Part B of the matter was set down for hearing on 24 – 27 November 2020 following its postponement in October to allow for the application brought by Afriforum as Amicus Curiae. The Economic Freedom Fighters opposed this application and the court had to first deliberate on this Afriforum’s admission as Amicus. On reading the application and hearing the arguments advanced in its support, the court found that no “novel” argument was raised in the application and all arguments by Afriforum were already covered by all other parties to the proceedings. Afriforum’s application was therefore dismissed with costs.
The case then proceeded with the applicants collectively arguing for declaratory relief against the principle of counter-spoliation and for it to be declared unconstitutional within the context of housing rights and legal protections against evictions without judicial oversight. This is premised on the fact that the principle is inconsistent with the purposive interpretation of the provisions of the Prevention of Illegal Eviction from and Unlawful Occupation of Land (PIE) Act and the Constitution. Abahlali baseMjondolo, who were admitted as Amicus to the proceedings, raised novel issues around the strategies of how counter-spoliation does not necessarily respond to the control of land occupation. More importantly, the slow provision of housing by the City to indigent communities will directly result in the slow-paced provision of housing which may take up to 70 years to fulfill. Abahlali also advanced suggestions on how the City can take measures to protect its property against land occupation by erecting physical structures such as fencing and lighting. The thread of argument around possession was clear on the applicants’ and Amicus’ side – they submit that that intention to possess is sufficient for showing the intention to occupy the space for the purposes of housing – for that reason counter-spoliation is unlawful.

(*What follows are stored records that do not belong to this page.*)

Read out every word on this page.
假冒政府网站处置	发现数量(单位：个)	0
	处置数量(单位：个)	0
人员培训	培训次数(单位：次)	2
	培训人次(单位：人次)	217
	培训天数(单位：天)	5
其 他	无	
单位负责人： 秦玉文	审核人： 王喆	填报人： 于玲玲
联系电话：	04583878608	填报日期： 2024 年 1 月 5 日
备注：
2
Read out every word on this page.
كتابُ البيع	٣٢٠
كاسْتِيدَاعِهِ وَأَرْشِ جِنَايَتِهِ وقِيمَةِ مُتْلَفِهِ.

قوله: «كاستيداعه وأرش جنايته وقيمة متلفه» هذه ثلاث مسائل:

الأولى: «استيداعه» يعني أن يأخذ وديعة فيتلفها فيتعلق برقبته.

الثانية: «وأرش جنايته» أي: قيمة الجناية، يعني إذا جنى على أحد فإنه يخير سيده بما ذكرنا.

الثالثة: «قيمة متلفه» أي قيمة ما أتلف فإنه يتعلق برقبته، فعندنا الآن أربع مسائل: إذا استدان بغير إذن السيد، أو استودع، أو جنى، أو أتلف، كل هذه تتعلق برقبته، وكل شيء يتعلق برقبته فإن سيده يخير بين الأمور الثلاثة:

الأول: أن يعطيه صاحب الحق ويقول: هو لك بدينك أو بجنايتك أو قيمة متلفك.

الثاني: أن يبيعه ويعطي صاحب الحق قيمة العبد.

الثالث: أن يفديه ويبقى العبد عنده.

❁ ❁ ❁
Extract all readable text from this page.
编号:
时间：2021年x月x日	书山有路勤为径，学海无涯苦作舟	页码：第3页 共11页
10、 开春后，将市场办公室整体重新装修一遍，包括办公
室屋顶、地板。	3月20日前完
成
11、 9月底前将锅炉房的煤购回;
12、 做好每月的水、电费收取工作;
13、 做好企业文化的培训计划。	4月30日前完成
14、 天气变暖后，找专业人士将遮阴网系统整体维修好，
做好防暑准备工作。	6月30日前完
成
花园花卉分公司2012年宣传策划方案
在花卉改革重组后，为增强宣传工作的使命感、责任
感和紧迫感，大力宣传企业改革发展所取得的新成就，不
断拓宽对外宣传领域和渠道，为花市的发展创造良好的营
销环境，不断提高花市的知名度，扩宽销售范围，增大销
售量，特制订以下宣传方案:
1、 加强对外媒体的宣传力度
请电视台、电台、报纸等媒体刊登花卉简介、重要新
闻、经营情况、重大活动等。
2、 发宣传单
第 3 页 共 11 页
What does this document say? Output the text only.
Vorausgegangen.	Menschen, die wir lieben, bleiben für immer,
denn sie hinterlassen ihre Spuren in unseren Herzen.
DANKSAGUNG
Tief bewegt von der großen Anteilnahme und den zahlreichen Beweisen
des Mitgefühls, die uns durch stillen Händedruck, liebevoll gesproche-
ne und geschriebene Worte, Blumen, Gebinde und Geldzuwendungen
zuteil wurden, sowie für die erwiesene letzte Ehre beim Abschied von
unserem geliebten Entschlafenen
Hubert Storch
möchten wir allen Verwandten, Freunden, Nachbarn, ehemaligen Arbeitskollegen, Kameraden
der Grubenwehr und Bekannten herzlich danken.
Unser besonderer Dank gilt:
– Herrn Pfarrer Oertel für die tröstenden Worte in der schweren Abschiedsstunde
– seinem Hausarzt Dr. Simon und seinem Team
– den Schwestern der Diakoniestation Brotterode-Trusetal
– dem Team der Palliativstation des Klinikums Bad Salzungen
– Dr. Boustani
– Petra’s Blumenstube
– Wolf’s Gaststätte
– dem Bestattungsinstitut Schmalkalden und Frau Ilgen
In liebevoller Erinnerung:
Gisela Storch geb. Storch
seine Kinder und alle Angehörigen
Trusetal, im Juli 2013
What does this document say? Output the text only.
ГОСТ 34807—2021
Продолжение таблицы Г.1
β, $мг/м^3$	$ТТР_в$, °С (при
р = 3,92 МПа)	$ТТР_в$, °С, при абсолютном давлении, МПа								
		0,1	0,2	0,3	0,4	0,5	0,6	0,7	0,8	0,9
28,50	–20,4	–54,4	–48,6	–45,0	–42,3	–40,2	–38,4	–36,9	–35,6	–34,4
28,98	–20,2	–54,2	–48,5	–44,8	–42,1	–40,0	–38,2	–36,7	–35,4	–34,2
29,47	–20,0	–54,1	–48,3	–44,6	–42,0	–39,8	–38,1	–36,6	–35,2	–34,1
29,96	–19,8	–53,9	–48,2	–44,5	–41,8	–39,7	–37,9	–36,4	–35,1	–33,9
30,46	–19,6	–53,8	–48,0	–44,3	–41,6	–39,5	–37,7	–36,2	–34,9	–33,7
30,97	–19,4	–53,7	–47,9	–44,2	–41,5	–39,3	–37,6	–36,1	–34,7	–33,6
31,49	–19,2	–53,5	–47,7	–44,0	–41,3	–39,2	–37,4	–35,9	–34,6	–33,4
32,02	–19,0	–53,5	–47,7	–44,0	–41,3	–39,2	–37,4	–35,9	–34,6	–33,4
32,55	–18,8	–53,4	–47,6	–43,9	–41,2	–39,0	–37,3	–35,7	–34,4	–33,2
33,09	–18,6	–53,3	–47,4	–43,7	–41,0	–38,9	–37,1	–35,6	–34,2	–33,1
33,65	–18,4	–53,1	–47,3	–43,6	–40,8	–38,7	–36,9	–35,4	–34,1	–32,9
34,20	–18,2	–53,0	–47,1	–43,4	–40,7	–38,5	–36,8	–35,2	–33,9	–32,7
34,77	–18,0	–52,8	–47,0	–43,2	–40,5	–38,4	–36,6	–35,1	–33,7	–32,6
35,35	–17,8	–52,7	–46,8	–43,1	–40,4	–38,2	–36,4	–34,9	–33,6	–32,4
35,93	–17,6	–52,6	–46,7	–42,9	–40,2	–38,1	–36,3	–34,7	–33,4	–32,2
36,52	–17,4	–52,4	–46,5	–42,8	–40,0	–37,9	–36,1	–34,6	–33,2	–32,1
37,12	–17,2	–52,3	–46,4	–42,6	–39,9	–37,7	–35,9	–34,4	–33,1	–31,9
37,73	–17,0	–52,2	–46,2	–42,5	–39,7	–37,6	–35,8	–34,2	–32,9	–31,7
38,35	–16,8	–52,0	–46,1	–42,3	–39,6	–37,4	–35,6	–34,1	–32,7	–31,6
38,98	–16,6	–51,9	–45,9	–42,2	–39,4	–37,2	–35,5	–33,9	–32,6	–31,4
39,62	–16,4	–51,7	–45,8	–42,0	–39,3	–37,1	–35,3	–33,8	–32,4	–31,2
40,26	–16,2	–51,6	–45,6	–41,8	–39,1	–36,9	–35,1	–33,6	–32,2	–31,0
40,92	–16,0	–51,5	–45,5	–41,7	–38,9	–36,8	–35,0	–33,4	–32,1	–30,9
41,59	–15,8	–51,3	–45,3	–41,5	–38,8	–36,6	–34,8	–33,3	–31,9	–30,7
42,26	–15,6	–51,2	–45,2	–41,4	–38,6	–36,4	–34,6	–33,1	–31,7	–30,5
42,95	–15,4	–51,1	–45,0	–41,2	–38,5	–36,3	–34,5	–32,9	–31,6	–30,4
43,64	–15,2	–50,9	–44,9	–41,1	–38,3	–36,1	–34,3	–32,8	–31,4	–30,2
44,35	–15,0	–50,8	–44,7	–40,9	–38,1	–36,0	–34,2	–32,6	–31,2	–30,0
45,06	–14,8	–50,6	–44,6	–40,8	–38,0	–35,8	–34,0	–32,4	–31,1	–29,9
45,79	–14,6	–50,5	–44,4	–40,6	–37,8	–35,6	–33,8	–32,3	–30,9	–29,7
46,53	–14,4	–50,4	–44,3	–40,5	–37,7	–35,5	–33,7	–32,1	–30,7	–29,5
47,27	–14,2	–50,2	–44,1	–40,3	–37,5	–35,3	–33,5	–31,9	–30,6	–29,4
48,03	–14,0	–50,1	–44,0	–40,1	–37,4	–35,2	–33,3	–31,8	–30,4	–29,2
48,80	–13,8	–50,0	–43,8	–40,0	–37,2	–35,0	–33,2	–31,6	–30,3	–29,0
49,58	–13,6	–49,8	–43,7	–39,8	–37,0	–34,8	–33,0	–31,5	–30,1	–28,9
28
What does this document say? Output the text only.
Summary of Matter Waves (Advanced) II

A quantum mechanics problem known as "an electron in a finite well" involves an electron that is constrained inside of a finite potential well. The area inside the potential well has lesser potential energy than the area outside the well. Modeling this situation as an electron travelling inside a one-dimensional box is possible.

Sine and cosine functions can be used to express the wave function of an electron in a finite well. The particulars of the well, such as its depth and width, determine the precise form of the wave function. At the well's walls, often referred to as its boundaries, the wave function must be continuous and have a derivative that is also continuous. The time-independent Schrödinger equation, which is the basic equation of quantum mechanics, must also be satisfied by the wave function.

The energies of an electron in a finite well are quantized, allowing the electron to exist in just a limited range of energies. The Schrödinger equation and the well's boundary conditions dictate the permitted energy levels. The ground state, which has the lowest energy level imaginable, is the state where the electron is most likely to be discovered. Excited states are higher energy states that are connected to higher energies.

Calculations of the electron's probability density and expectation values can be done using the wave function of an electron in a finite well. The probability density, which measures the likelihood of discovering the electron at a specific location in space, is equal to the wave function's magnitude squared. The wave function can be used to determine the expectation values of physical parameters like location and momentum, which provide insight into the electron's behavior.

The City opposed these arguments. They contend that the common law principle passes constitutional muster and abolishment would cause serious lawlessness. Further, and central to their argument is that in counter-spoliating, they do not evict and demolish structures that are occupied and the structures in question do not constitute a “home” for the purposes of the PIE Act. They essentially assert the right to counter-spoliate in instances of land occupations. The Western Cape Government supports this notion, submitting that it would be extreme to abolish counter-spoliation. They conceded that there are instances in its application where there could be an abuse of power in effecting counter-spoliation operations but this could be cured by adopting some guidelines or measures to temper the excessive use of force and abuse of power. The Applicants reject that guidelines will, by their very nature, cure the unlawfulness of counter-spoliation in the context of legislative protections against arbitrary evictions from, and demolition of housing structures on, unlawfully occupied land without a court order.